It is often required to disintegrate solids in liquids without incorporating air in certain processes for air could induce undesirable oxidation of the resulting solid-liquid slurry and/or induce foaming. An example is the disintegration of soybeans in water in order to make soymilk. In U.S. Pat. No. 4,915,972 Apr. 10, 1990 Gupta, such disintegration process is described in connection with production of soymilk.
The disintegration of solids in liquids is often achieved by high speed rotating hammermills. However, prior art hammermills create extreme vortex in liquids which induces suction of air in the comminuting region. A hammermill also requires very high starting torque if the solids are already in the mill when it is started. The drive motor has to be sized to provide the required high starting torque, which is expensive and inefficient for running operation. In addition, it yields solid particles of large variation in size which often requires two or more mills in tandem to get reasonable grind of the solids. Alternately, the slurry has to be recirculated many times through the same hammermill. Either approach results in increased capital cost and reduced energy efficiency. U.S. Pat. Nos. 2,738,930 and 2,738,931 May 20,1956 Schneider teach dispersion apparatus in which a preliminary comminuting system is followed by a plurality of dispersion systems. U.S. Pat. No. 2,519,198 Aug. 15,1950 Richeson describes a coffee grinding or comminuting machines having a plurality of rotating cutting elements. U.S. Pat. No. 3,993,791 Nov. 23, 1976 Breed et al is directed to a continuous lautering apparatus in which a series of continuously decanting centrifuges and an equal number of reslurry stations are provided.

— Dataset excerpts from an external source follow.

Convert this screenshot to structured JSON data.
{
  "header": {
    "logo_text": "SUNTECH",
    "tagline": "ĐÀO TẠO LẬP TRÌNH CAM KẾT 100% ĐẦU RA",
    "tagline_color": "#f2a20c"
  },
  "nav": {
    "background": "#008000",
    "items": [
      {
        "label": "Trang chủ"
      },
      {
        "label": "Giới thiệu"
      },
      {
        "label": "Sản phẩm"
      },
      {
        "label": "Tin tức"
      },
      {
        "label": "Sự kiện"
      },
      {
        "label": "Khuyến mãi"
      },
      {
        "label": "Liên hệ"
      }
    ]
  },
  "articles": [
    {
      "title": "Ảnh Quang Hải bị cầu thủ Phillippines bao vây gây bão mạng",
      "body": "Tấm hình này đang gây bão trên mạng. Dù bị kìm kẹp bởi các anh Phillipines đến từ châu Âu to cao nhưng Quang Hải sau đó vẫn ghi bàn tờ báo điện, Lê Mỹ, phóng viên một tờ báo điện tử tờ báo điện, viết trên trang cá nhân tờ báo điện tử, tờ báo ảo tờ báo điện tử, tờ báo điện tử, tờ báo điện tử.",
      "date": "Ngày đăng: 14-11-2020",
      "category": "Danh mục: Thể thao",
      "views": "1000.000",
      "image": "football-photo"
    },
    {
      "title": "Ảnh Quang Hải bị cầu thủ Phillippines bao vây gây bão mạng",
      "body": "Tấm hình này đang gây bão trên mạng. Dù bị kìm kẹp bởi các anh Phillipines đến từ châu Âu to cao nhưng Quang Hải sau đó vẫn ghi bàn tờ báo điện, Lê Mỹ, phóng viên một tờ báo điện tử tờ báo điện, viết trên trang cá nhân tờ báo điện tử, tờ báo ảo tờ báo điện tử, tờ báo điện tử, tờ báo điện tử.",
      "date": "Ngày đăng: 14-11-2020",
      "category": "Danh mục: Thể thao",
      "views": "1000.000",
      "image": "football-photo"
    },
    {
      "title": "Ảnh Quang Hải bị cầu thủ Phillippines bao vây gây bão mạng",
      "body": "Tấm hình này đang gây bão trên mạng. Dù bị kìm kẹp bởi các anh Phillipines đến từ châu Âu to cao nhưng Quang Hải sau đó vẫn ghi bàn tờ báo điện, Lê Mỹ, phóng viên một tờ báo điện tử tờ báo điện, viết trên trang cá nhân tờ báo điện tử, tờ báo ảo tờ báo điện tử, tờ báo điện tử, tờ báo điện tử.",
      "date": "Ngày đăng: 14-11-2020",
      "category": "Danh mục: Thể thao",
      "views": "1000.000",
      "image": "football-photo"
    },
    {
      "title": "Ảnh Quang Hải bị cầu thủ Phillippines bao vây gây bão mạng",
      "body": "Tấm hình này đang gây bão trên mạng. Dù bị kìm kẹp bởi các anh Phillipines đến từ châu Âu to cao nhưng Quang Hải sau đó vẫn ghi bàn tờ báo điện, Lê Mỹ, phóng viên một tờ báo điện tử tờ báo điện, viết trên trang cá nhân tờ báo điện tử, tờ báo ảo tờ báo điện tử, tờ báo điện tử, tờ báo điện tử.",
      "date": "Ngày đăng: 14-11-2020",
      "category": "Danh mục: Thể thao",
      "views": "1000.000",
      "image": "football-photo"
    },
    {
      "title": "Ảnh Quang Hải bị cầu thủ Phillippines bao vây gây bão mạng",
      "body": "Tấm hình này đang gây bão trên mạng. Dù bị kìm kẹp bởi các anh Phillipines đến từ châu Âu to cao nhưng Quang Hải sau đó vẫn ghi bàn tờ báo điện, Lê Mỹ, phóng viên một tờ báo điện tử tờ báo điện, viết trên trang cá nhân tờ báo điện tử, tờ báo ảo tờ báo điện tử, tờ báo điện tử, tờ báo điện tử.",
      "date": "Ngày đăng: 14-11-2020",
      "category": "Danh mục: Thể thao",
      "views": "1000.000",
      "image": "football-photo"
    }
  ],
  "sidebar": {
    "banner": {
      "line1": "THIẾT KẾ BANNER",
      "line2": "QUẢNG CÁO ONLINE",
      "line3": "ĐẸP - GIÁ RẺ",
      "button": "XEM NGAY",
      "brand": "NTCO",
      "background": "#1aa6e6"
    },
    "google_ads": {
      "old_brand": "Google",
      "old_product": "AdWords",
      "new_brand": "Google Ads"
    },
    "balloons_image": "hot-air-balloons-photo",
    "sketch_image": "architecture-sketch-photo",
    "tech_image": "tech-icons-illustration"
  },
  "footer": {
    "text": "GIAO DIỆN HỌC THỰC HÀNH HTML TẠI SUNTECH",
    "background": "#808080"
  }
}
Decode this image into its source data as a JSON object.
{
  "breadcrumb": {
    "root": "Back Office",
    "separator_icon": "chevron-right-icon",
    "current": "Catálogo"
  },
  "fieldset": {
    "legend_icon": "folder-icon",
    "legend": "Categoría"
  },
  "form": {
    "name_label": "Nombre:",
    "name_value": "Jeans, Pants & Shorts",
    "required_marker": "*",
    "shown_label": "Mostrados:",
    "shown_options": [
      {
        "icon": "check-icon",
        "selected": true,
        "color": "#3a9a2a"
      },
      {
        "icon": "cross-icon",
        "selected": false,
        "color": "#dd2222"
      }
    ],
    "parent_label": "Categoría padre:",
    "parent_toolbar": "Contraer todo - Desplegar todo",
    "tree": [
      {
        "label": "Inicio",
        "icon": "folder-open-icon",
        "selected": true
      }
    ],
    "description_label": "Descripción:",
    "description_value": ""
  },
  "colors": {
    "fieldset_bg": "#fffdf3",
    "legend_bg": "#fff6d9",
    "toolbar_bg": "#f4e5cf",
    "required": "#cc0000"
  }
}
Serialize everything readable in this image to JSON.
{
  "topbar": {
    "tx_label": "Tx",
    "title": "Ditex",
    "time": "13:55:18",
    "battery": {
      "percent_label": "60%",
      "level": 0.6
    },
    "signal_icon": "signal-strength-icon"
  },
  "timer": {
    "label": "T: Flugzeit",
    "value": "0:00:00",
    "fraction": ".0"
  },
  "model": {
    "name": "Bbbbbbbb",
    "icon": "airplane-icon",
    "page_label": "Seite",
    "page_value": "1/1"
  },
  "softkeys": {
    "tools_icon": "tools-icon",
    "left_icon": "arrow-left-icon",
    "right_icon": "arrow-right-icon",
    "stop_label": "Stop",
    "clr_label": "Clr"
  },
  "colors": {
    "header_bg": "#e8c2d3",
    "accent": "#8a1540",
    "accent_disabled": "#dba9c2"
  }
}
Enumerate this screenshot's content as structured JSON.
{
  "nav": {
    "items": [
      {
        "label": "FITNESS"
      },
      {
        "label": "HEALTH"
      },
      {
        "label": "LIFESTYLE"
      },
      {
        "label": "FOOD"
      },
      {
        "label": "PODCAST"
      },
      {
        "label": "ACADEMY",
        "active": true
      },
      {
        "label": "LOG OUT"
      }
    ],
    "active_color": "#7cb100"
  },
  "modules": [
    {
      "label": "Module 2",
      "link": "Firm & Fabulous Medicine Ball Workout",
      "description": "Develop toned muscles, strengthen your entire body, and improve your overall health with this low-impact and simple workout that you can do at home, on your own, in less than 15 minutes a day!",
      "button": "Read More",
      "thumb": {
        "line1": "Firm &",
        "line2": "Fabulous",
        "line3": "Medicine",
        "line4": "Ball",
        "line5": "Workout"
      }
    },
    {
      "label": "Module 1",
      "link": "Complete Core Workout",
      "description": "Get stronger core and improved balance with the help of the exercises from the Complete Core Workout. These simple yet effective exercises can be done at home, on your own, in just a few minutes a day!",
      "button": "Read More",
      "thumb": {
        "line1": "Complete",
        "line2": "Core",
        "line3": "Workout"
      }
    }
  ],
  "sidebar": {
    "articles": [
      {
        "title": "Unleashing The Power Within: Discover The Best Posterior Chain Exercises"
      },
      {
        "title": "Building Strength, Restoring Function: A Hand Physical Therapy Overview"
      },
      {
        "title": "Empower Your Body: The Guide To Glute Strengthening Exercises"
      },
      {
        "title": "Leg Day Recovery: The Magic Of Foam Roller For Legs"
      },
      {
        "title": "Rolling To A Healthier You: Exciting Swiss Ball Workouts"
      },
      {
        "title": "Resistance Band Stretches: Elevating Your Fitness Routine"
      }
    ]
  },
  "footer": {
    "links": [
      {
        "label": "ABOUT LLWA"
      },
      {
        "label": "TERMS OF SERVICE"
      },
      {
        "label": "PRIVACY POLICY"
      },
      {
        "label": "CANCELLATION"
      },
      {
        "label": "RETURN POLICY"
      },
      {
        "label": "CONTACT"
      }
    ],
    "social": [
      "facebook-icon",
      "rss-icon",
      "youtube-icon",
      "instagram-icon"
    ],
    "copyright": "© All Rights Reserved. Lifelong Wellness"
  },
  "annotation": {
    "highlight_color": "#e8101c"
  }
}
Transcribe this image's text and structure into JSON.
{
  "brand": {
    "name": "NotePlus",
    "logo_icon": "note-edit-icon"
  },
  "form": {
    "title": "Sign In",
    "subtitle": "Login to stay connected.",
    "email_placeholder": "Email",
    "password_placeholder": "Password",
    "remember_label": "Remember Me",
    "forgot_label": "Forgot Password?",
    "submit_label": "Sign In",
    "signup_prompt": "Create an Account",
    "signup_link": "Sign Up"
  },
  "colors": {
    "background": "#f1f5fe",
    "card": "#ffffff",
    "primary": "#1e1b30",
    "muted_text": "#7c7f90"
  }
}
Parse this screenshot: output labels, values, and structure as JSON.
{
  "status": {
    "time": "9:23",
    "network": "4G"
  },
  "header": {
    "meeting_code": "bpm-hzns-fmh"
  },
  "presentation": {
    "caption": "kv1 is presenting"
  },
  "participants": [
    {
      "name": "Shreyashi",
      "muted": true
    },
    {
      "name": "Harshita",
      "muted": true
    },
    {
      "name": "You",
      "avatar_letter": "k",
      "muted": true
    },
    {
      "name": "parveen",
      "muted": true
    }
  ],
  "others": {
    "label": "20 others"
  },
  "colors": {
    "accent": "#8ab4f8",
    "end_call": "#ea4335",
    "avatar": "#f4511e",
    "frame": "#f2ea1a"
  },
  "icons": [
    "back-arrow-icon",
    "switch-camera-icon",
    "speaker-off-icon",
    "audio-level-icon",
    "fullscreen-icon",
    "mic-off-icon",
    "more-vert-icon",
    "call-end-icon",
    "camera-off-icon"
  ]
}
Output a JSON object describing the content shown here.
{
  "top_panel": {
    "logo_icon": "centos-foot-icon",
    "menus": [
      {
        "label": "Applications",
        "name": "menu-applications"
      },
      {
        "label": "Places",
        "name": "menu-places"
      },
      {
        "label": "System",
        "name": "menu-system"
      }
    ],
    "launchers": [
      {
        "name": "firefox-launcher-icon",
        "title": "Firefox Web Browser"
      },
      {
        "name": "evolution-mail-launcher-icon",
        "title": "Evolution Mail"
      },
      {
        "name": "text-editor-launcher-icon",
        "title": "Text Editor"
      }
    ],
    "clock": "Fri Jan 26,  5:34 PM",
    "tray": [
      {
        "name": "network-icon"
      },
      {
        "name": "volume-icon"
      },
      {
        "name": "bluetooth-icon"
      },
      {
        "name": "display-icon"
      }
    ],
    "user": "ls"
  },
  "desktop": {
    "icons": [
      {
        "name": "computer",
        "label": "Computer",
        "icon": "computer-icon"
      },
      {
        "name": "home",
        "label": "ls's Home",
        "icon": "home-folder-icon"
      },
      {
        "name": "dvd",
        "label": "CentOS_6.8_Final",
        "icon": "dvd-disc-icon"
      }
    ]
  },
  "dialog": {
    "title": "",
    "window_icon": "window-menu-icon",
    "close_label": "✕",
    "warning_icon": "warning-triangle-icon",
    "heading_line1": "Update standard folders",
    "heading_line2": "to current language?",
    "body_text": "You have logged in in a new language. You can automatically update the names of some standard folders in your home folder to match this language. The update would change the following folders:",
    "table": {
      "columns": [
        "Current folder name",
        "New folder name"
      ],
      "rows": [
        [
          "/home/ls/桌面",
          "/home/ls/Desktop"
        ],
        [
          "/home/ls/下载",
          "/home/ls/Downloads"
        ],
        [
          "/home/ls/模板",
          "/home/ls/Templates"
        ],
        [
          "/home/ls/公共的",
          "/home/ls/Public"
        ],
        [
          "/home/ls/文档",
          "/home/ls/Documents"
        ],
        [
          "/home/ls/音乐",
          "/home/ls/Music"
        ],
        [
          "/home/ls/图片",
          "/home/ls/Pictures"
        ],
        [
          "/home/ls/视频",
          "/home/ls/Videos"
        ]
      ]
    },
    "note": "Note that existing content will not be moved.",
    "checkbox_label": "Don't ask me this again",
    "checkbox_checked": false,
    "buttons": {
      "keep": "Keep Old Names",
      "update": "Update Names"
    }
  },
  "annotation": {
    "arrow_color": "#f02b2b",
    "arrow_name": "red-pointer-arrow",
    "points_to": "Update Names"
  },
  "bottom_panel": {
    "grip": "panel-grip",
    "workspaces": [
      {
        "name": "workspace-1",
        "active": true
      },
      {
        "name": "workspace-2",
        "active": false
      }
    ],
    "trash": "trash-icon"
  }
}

The present invention eliminates these deficiencies of a hammermill and provides a highly cost-effective method of grinding for general purpose such as dry grinding of grains, spices, minerals, and other food and non-food products. It is also is suitable for grinding solid in liquids such as ordinary, choked, flooded, and airless grinding. This is achieved by locating the hammering elements only in the vicinity of the impacting surface rather than using the whole rotating element as hammer. The starting and running torque requirement of the drive motor is greatly reduced and energy use efficiency is improved. The motor torque requirement and energy efficiency is further improved by dividing the milling regions into two or more sections. This division also results in good control on the particle size distribution of the grind and eliminates the need for multiple mills or multiple passes to achieve a good grind.